Figure 11. The immunotherapeutic benefit of the IRRS model. (A) The expression of four ICBs (PD-L1, HAVCR2, TIGIT, and CTLA4) in low- and high-risk groups. (B) The difference in IPS scores between low- and high-risk groups. (C) Box plots and scatter diagram of the TMB score and IRRS. (D) Box plots and scatter diagram of the TIDE score and IRRS. (E) Boxplot and Bar diagram of the microsatellite instability and IRRS. (F) Kaplan–Meier curve of OS for patients with high and low IRRS subtypes in IMvigor210 cohort. (G) Boxplot and Bar diagram displayed the response to immunotherapy in low- and high-risk groups in IMvigor210 cohort. (H) Boxplot and Bar diagram displayed the response to immunotherapy in low- and high-risk groups in GSE78220 cohort.

Subsequently, IMvigor210 and GSE78220 cohorts were applied as external validation cohort for verifying the predictive ability of the IRRS in anti-tumor immunotherapy. In the IMvigor210 cohort, patients in the low-risk subgroup had remarkably better prognosis than those in the high-risk subgroup (Figure 11F).
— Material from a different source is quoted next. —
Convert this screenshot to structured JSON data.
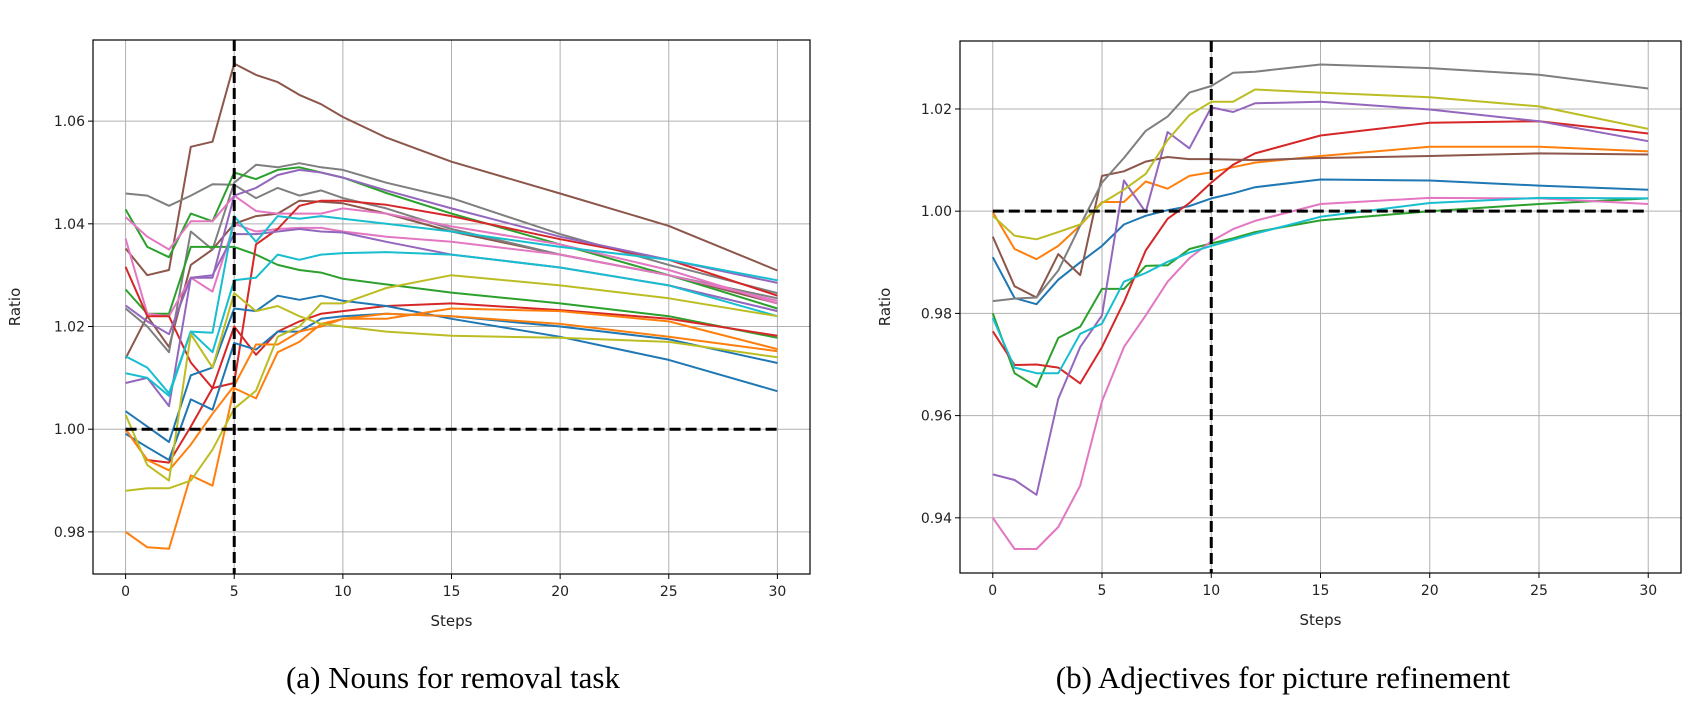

Besides, we analyzed the differences in immunotherapy response subtypes (CR, PR, SD, and PD) between different IRRS subgroups and found that patients with lower risk score possess a higher percentage of CR/PR, and SD/PD more happened in patients with higher risk score (Figure 11G, 11H). These findings further confirmed that the IRRS can be served as a great biomarker to forecast the sensitive to immunotherapy.